Among his investigators is a French scientist, Christelle Anaclet, whose job was to watch videos of mice sleeping for hours on end, stopping every ten seconds to see whether a note was required. One day in 2011, she happened to notice that mice who had been infected with the harmless virus in a largely unexplored lower-brain area adjacent to the facial nerve (which partly controls your face) were staying awake far longer than those who hadn’t been infected in the same area. So Fuller, a straightforward man, dubbed it the “parafacial zone.”

More important, the team also found that they could induce deep sleep by tinkering with the same region: They could turn it on like a switch any time of day by using a virus that instructed those lower-brain cells to gush GABA. The animals fell into a slumber despite the fact that they were not given any drugs, and the process caused no harm to cells.

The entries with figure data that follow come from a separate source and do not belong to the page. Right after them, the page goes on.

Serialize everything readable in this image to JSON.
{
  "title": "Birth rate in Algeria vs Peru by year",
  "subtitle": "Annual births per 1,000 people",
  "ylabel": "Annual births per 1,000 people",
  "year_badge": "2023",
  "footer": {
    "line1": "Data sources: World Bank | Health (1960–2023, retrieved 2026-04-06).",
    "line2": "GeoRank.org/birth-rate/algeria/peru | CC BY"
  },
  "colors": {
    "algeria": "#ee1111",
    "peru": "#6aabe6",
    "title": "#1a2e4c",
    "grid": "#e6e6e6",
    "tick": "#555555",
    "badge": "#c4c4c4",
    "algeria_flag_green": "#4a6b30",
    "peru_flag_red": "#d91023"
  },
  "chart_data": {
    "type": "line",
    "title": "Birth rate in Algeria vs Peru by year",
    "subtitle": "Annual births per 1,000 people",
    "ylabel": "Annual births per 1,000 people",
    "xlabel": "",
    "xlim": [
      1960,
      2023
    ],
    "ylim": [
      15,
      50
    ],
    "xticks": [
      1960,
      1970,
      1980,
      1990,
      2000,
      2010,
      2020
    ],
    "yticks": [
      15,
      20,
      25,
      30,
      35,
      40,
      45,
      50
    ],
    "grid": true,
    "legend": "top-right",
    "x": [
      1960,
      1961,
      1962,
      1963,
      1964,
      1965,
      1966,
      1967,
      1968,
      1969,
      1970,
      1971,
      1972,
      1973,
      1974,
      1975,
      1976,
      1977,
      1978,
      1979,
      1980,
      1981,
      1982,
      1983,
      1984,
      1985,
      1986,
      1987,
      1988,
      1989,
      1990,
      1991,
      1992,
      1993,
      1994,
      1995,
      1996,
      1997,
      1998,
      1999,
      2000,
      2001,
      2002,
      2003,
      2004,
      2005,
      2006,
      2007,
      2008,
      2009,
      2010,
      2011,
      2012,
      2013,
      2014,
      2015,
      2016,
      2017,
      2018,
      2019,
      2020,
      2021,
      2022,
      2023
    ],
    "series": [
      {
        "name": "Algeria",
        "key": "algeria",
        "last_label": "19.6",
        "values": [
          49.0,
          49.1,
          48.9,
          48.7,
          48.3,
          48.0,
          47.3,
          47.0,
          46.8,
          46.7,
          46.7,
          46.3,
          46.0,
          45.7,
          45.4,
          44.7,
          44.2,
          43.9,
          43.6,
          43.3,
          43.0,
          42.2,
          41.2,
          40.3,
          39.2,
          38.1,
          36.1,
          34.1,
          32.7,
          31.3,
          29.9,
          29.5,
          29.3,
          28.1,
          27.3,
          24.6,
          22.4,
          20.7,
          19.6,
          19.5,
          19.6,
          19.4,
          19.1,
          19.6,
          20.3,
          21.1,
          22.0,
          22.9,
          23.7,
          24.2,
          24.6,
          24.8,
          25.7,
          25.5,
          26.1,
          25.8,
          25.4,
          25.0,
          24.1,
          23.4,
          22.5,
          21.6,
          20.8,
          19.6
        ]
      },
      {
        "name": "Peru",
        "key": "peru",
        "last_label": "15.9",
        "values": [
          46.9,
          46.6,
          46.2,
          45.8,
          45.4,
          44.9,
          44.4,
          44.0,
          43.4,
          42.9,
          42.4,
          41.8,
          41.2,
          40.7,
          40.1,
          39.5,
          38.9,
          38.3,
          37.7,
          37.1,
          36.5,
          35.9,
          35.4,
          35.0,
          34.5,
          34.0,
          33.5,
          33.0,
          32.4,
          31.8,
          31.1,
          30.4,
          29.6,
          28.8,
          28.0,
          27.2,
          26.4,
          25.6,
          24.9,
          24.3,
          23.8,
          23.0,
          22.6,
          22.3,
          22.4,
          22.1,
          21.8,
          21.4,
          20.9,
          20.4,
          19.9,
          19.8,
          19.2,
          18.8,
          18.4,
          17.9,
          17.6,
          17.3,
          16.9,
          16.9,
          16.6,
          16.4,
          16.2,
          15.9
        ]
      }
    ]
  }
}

Fuller’s research couldn’t come at a more important time for people who have serious sleep problems. For a while, Ambien seemed like the answer. But when so-called z-class drugs move gobs of GABA around the prefrontal cortex in order to convince you that you’re asleep, upper-brain urges for food and sex also get activated. In many users, this results in disturbing patterns of behavior. By 2010, doctors had begun to write fewer prescriptions for Ambien and its siblings. Just last year, the Federal Drug Administration issued an unusual recommendation saying that women should take half the prescribed dosage.

By contrast, targeting the parafacial zone offers the possibility of a treatment that turns you out like a light in a matter of seconds without creating a secondary set of problems.

Too good to be true? Possibly. But now that we know about the parafacial zone, we should be able to engineer drugs that initiate a GABA response in the brain stem. It will take years to identify something unique about the receptors those cells express or the transmitters they release. According to Fuller, if this proves too difficult, there are other options. One is a more mechanical process already well understood in patients with Parkinson’s: deep brain stimulation, which implants a thin wire into the brain. Another would be to use electromagnetic induction, which is noninvasive and painless.

If all this sounds like it’s going to take 40 years, it won’t. Let’s call it five to ten. Thanks to Fuller and his team, we know that sleep can be controlled with the precision and minimal harm of other brain-stem procedures -- similar to, say, those that help modify reflexes like blinking too often. My husband sometimes says, “Just fall asleep!” I desperately wish I could. I'll be dreaming of the day it's actually as easy as it sounds.